Er war definitiv nicht erfreut über diese Unterbrechung!
„Das muss warten, Liebes“, fauchte er mit rauer und tieferer Stimme als sonst.
Tamsyn stöhnte innerlich auf, dass sie das nun mit ihm diskutieren musste, wo sie eine Zuhörerin hatten, die sie nicht ausstehen konnte. „Es kann nicht warten, Meister“, hallte ihre Stimme wieder durch die Sprechanlage, wobei sie seinen Titel verwendete, was sie nur tat, wenn sie Mist gebaut hatte und besonders unterwürfig erscheinen wollte.

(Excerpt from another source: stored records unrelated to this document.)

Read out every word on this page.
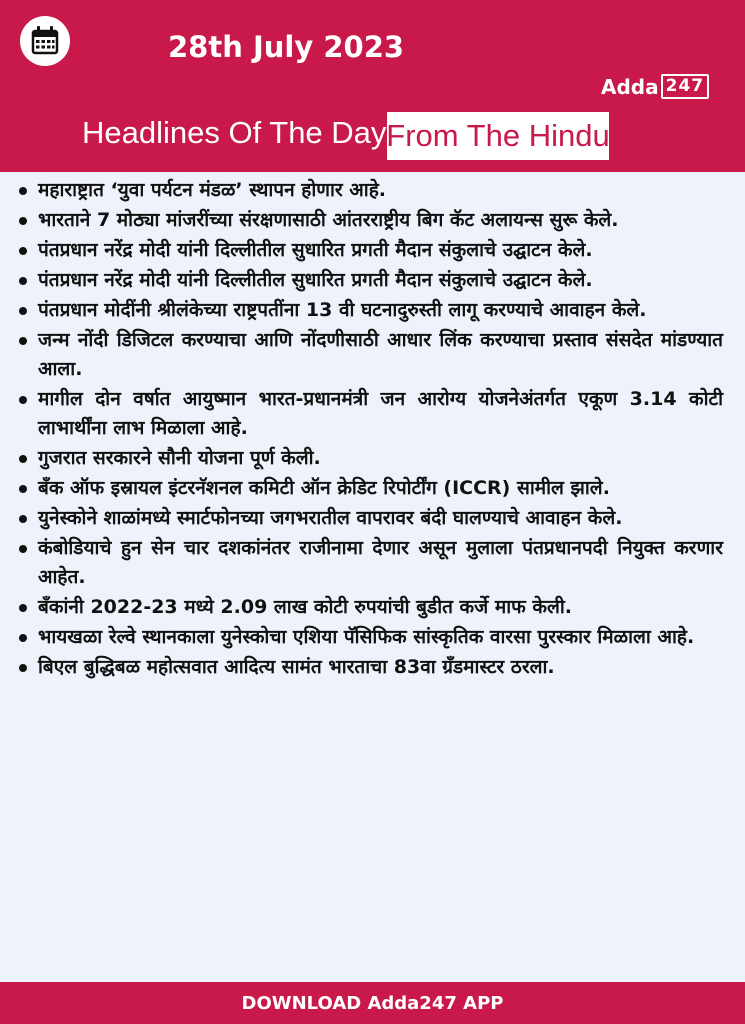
28th July 2023
Adda 247
Headlines Of The Day From The Hindu
महाराष्ट्रात ‘युवा पर्यटन मंडळ’ स्थापन होणार आहे.
भारताने 7 मोठ्या मांजरींच्या संरक्षणासाठी आंतरराष्ट्रीय बिग कॅट अलायन्स सुरू केले.
पंतप्रधान नरेंद्र मोदी यांनी दिल्लीतील सुधारित प्रगती मैदान संकुलाचे उद्घाटन केले.
पंतप्रधान नरेंद्र मोदी यांनी दिल्लीतील सुधारित प्रगती मैदान संकुलाचे उद्घाटन केले.
पंतप्रधान मोदींनी श्रीलंकेच्या राष्ट्रपतींना 13 वी घटनादुरुस्ती लागू करण्याचे आवाहन केले.
जन्म नोंदी डिजिटल करण्याचा आणि नोंदणीसाठी आधार लिंक करण्याचा प्रस्ताव संसदेत मांडण्यात आला.
मागील दोन वर्षात आयुष्मान भारत-प्रधानमंत्री जन आरोग्य योजनेअंतर्गत एकूण 3.14 कोटी लाभार्थींना लाभ मिळाला आहे.
गुजरात सरकारने सौनी योजना पूर्ण केली.
बँक ऑफ इस्रायल इंटरनॅशनल कमिटी ऑन क्रेडिट रिपोर्टींग (ICCR) सामील झाले.
युनेस्कोने शाळांमध्ये स्मार्टफोनच्या जगभरातील वापरावर बंदी घालण्याचे आवाहन केले.
कंबोडियाचे हुन सेन चार दशकांनंतर राजीनामा देणार असून मुलाला पंतप्रधानपदी नियुक्त करणार आहेत.
बँकांनी 2022-23 मध्ये 2.09 लाख कोटी रुपयांची बुडीत कर्जे माफ केली.
भायखळा रेल्वे स्थानकाला युनेस्कोचा एशिया पॅसिफिक सांस्कृतिक वारसा पुरस्कार मिळाला आहे.
बिएल बुद्धिबळ महोत्सवात आदित्य सामंत भारताचा 83वा ग्रँडमास्टर ठरला.
DOWNLOAD Adda247 APP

Das wusste abgesehen von ihr und Therrie nur noch Ridley und Marcel, weil die Dynamik zwischen den vieren anders war, als unter den anderen Vampiren. Sie kannten sich länger und besser als alle anderen und das hatte sie zusammengeschweißt, sorgte aber auch für größere Probleme und Streitereien, wenn etwas schief lief, wie in diesem Fall.
Mit einem wütenden Knurren riss sich Therrie von Sandra los, die wimmerte empört, als er sich aus ihr zurückzog, bevor sie zum Höhepunkt gekommen war und nun unbefriedigt zurückgelassen wurde.
Während Therrie sich von dem überdimensionalen Bett zurückzog und nach seinen Kleidungsstücken suchte, hatte Tamsyn einen wunderbaren Blick auf seinen unverhüllten Körper und konnte dabei alles in Ruhe betrachten. Es war nicht so, dass sie ihn noch nie nackt gesehen hatte, aber es war immer wieder ein erstaunliches Erlebnis seinen fast makellosen Körper ohne Kleidung bewundern zu können. Hätte sie nicht solch schlechte Nachrichten für ihn, würde sie kein schlechtes Gewissen dabei haben, dass ihr das Wasser im Mund zusammenlief, während sie seinen Körper ungeniert betrachtete.
Schneller als gedacht und ihr lieb war, hatte Therrie sich angezogen und kam jetzt in einem schicken maßgefertigten Anzug aus dem Raum. Er trat in den Vorraum hinaus. Er blickte sie wütend an, und warf dann einen Blick auf ihre ruinierten Klamotten, die immer noch mit Blut beschmiert waren.
„Was ist geschehen?“, verlangte er von ihr zu wissen, während er einen Schritt auf sie zutrat, seinen Zeigefinger unter ihr Kinn legte und es anhob, sodass sie ihm ins Gesicht sehen musste. Sie konnte seinem scharfen Blick nicht ausweichen und wurde der Intensivität seiner funkelnden dunkelblauen Augen hilflos ausgeliefert. Seine Augen erinnerten sie immer wieder an den klaren Nachthimmel, wenn vereinzelt Sterne leuchteten, aber im Moment waren keine Sterne in seinen Augen zu sehen, sondern Sturmwolken, die von seiner Wut und Sorge, um sie, herrührten.